Itinéraire d’une Québécoise - L'Infirmière Magazine n° 348 du 01/07/2014 | Espace Infirmier
 

L'infirmière Magazine n° 348 du 01/07/2014

 

SUR LE TERRAIN

RENCONTRE AVEC

GÉRALDINE LANGLOIS  

Dans le cadre de l’arrangement de reconnaissance mutuelle (ARM), Isabelle Simard, québécoise, a fait le choix de quitter son pays pour la France. À Pau, elle a découvert un pays, un nouveau système de santé et une autre façon d’exercer le métier.

Évacuons le sujet d’emblée. Isabelle Simard s’exprime bien avec cette diction typique des francophones d’outre-Atlantique. « On me le fait remarquer plusieurs fois par jour », note l’infirmière québécoise. Loin de s’en agacer, elle s’amuse plutôt de la sympathie que cet accent fait naître chez ses interlocuteurs français : « Les gens sont souvent émerveillés lorsque je leur dis d’où je viens. Ils me disent combien ils aimeraient y aller ou me font le récit de leur voyage… » Il faut dire qu’Isabelle, 34 ans, est avenante et curieuse. Son parcours en témoigne. « Ce métier d’infirmière, c’est une réorientation, explique-t-elle. À 17 ans, je n’aurais jamais pu choisir de soutenir, au quo­tidien, des gens qui vivent des choses difficiles… »

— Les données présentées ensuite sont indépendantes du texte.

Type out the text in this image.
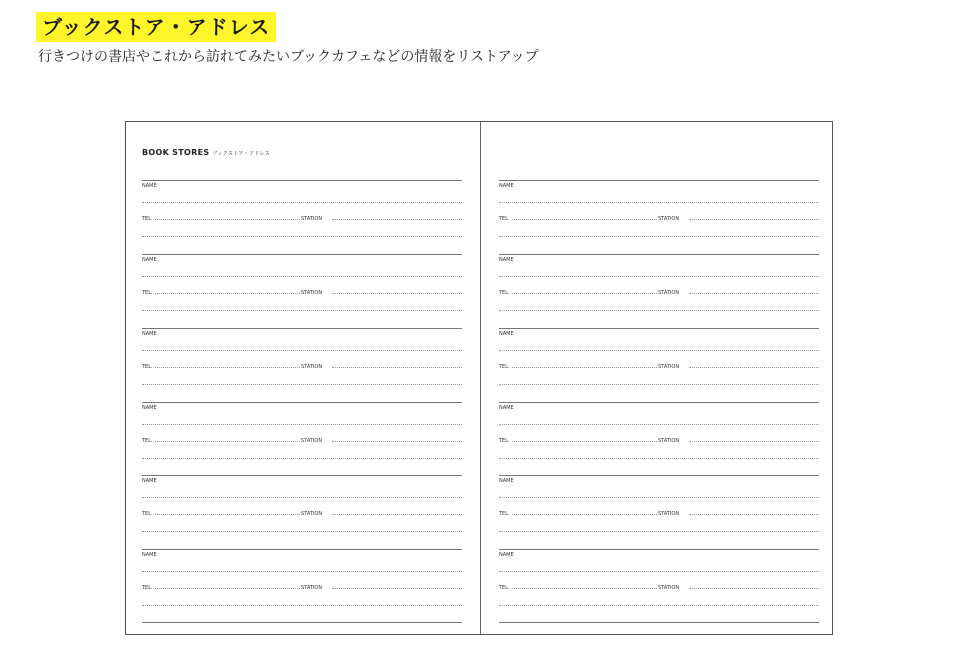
ブックストア・アドレス
行きつけの書店やこれから訪れてみたいブックカフェなどの情報をリストアップ
BOOK STORES ブックストア・アドレス
NAME
TEL.	STATION
NAME
TEL.	STATION
NAME
TEL.	STATION
NAME
TEL.	STATION
NAME
TEL.	STATION
NAME
TEL.	STATION
NAME
TEL.	STATION
NAME
TEL.	STATION
NAME
TEL.	STATION
NAME
TEL.	STATION
NAME
TEL.	STATION
NAME
TEL.	STATION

Son point de départ est le graphisme mais ce métier ne lui convient pas : trop superficiel, trop solitaire, trop de performance. Un bilan de compétences l’oriente, à sa grande surprise, vers le métier d’infirmière. Pas vraiment convaincue, elle commence des études collégiales en soins infirmiers(1). « Mon premier stage dans une unité de gériatrie a été un coup de cœur, raconte Isabelle. Pour la première fois, je me suis sentie à ma place. J’avais trouvé ma voie ! » À l’issue de ces trois années de formation plutôt technique, elle rejoint un service universitaire de médecine-chirurgie en transplantation. Et poursuit ensuite par un baccalauréat en Sciences infirmières à l’université de Sherbrooke, à l’est de Montréal. Une formation d’infirmière clinicienne en deux ans, « plus approfondie, plus axée sur la pensée réflexive, le vieillissement de la population et la chronicité des pathologies, les approches familiales, communautaires et éthiques, l’enseignement et l’initiation à la recherche », indique-t-elle. Elle devient conseillère en soins infirmiers à l’hôpital Notre-Dame du CHU de Montréal et joue le rôle de soutien clinique ou de conseil. Ses collègues font alors appel à elle lorsqu’ils sont confrontés à un geste ou un matériel qu’ils connaissent peu ou pour un besoin de formation. « J’étais aussi chargée de faciliter l’intégration des nouvelles infirmières, notamment les Françaises qui arrivaient via l’ARM, raconte Isabelle. Cela m’a d’ailleurs bien familiarisée avec le dispositif ! »

Une recherche de stage difficile

Mais elle quitte tout par « envie de se plonger dans un univers complètement différent ». Et part six mois dans le Nord-Ouest canadien, à bord d’un camion aménagé, avec son conjoint français. Une période d’introspection dont elle revient avec le désir de travailler « ailleurs ». Quelques semaines en France font germer chez eux l’idée d’y vivre. Et à son retour au Québec, Isabelle se lance dans l’obtention d’un visa « vacances-travail » dédié aux 18-35 ans, tout en enseignant dans un collège de soins infirmiers. L’Ordre national des infirmiers (ONI) la conseille dans sa recherche d’emploi. « Je suis aussi allée sur Internet pour me renseigner sur les aspects théoriques du système de santé français », poursuit-elle.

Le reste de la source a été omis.